By Paul Bendix
Public WorksUploaded: Mar 24, 2014
Let's hear it for the City of Menlo Park, whose crews have leveled and flattened some of the roughest patches of sidewalk in my downtown neighborhood. One particular peak, a place where concrete sections had tilted into a sort of A frame, has vanished. My wife and I went searching for it on our morning way to Peet's, casting us into one of those moments of middle-aged, memory-compromised confusion. Had it ever been there, that steep sidewalk protuberance? What happened to the place where my wheelchair threatened to snag? Gone it was. And I not only thank, but salute, the city department responsible.
What city department is responsible? That is the thing about public services. I tend to take them for granted. I scream when things aren't working, take it for granted when they are. But judging by the look of much of America these days, public services and more specifically, public servants are not to be taken for granted.

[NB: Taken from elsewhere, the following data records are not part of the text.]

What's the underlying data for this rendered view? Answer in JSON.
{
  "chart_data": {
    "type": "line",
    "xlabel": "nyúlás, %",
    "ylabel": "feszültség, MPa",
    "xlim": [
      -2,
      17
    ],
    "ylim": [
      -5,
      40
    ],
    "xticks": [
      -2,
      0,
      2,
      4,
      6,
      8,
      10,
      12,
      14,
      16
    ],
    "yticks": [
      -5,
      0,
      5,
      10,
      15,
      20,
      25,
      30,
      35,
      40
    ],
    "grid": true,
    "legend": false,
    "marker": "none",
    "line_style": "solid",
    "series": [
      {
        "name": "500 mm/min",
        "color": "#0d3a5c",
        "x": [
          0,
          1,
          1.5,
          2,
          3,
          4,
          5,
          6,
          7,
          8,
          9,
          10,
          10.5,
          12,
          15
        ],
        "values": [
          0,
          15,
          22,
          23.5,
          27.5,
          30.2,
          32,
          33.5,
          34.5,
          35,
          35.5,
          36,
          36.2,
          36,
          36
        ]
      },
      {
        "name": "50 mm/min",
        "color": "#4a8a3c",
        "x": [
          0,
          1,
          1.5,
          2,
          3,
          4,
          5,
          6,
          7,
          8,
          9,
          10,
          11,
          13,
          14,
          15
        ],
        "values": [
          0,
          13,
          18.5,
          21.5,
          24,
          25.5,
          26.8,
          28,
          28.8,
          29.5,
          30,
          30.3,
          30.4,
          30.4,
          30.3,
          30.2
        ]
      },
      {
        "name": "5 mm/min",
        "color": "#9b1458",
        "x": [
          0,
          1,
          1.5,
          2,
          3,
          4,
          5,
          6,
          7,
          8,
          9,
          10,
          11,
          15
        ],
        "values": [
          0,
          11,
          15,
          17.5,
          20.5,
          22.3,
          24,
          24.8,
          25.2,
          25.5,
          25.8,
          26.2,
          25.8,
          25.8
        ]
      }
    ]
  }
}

Take Caltrain. Okay, maybe you don't take Caltrain, but I do often. And after 10 years on the commuter line's advisory committee, I have at least an amateur's appreciation of what it takes to run the rail system. Actually Caltrain has only a handful of full-time employees. Most share their services with SamTrans, the county bus line. As transit systems go, it has one of the lowest percentages of budget devoted to management.
Fortunately, its management is devoted to it. Yes, after a decade of meetings, I have some basic understanding of how Caltrain works. But public works, the City department of same, is another matter. Whatever my limited knowledge of who does what around the Menlo Park Civic Center, I do know one thing. It doesn't just happen?the City has my thanks.